If you see these bars, usually easy to spot, wall photos, Spanish colours, current posters for the local fights and memorabilia wall mounted, they may be an attractive island of calm, they may the only place a singleton can get served on a murderously busy festival day, but if you’re tempted, make sure the corrida is not on, judging by the table and barrels in the place it’ll be rammed, remember what it is, and why it’s there. Of course I could lie here and say that I’d raised the issue of bullfighting at the bar. But apart from my Spanish being utterly inadequate for such a task, not too sure that approach would work. Strange Spanish reality here, Bullfighting is not a “sport” in Spain, the reviews appear in the “arts” pages. I’d read that in a guide book and was amazed to find it’s true.

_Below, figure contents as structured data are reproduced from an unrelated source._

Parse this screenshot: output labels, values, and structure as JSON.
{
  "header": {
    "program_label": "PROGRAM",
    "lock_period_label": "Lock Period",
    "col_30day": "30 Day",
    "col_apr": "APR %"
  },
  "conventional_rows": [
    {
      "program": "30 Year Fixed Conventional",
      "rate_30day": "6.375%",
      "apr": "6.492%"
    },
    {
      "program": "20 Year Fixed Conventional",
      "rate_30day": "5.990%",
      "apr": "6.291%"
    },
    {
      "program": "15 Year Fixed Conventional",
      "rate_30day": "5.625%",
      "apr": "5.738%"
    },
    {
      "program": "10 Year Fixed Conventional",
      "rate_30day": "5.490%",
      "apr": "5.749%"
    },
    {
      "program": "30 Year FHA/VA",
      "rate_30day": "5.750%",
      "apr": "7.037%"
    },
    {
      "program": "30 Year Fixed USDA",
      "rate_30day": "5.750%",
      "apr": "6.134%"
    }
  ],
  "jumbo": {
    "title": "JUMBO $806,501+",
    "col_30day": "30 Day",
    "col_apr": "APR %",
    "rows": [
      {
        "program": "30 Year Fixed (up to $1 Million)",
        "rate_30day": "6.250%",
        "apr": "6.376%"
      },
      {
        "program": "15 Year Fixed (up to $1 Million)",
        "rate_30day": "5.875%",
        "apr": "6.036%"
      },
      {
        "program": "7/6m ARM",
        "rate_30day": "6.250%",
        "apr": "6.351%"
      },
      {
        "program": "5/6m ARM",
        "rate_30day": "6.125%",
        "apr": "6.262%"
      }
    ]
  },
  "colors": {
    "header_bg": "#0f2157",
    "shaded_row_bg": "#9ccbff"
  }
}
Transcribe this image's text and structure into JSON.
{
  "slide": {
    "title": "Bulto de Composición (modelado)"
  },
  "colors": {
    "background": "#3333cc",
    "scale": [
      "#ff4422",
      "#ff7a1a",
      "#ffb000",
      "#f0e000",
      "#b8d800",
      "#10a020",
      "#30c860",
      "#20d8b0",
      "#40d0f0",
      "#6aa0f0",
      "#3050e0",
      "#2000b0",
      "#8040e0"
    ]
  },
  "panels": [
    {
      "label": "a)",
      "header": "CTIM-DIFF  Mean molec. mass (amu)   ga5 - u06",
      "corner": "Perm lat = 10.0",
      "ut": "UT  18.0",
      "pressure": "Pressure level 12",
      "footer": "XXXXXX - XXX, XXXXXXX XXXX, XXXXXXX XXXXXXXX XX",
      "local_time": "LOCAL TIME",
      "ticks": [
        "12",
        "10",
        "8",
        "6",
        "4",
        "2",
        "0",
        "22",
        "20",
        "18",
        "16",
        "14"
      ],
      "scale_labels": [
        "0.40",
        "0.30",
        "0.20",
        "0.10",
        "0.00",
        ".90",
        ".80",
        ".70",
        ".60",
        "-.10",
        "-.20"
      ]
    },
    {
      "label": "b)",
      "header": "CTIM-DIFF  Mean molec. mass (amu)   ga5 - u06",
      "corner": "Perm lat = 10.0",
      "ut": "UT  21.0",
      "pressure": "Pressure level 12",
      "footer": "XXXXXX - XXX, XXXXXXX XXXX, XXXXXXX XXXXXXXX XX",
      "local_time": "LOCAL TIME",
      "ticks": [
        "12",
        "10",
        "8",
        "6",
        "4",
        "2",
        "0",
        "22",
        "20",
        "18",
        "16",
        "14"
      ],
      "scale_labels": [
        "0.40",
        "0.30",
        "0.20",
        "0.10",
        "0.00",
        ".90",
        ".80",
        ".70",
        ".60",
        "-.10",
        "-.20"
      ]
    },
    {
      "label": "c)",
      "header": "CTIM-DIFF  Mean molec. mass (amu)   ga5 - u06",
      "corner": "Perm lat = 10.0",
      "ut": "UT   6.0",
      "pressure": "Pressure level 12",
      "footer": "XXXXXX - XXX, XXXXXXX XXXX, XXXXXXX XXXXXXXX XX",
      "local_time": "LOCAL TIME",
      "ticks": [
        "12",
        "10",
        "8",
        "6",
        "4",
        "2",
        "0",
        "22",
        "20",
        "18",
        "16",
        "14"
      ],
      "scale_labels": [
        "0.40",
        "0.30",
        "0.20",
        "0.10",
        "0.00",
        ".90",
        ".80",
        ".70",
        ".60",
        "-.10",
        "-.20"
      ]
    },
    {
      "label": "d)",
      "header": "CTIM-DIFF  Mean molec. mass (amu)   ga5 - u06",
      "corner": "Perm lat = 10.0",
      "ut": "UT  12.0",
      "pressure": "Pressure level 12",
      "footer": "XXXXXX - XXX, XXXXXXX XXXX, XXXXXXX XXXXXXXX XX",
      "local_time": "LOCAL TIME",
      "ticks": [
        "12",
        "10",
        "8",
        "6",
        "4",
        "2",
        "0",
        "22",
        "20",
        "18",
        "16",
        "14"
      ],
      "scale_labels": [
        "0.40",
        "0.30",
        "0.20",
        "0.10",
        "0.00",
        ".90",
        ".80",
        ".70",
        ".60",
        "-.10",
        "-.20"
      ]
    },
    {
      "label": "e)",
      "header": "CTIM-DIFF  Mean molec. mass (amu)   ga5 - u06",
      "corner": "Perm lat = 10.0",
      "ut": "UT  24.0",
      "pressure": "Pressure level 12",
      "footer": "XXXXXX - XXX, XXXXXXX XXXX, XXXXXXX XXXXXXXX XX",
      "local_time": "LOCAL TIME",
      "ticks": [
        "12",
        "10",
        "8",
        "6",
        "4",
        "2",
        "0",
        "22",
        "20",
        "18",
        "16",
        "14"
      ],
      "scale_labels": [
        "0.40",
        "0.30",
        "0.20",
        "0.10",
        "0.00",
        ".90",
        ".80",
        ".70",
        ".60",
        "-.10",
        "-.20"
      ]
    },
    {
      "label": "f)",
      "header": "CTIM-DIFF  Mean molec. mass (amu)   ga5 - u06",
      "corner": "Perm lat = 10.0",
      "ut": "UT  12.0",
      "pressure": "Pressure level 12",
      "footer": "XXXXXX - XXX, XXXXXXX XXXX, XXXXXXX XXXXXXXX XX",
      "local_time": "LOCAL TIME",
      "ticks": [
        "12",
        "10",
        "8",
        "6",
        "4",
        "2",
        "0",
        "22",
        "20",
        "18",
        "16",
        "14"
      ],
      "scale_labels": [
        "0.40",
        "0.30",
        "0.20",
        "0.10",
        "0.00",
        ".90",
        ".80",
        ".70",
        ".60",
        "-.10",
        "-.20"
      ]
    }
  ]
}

More generally, should this be a reason to deny yourself a trip to Southern Spain, I’m making no comment, for me I am prepared to travel there, just as Tourists visit Turkey with animal welfare issues, Gulf Nations with Human Rights abuses, the USA with it’s widespread use of the Death sentence, and increasingly poisonous anti-abortion stances. Sat in the bar, I started to reflect that many parts of the world present problems for us tourists, morally and politically. I put on my cloak of moral relativity. Is there an easy solution, a simple justification? We each make those decisions ourselves, and like Hemingway’s followers, we have to face our own hypocrisies.
The experience was one that made me look at the images on sale, the plastic bulls, the horns made into art, and of course the post cards of posters, sent to friends, framed on walls, and then to think of the popular presentations of Spain, Flamenco, and sherry. Incidentally huge black bulls regularly appearing on the roadside, are often as not, any sort of celebration of bullfighting, more likely old adverts for one of Andalucía’s really special sensations, Sherry.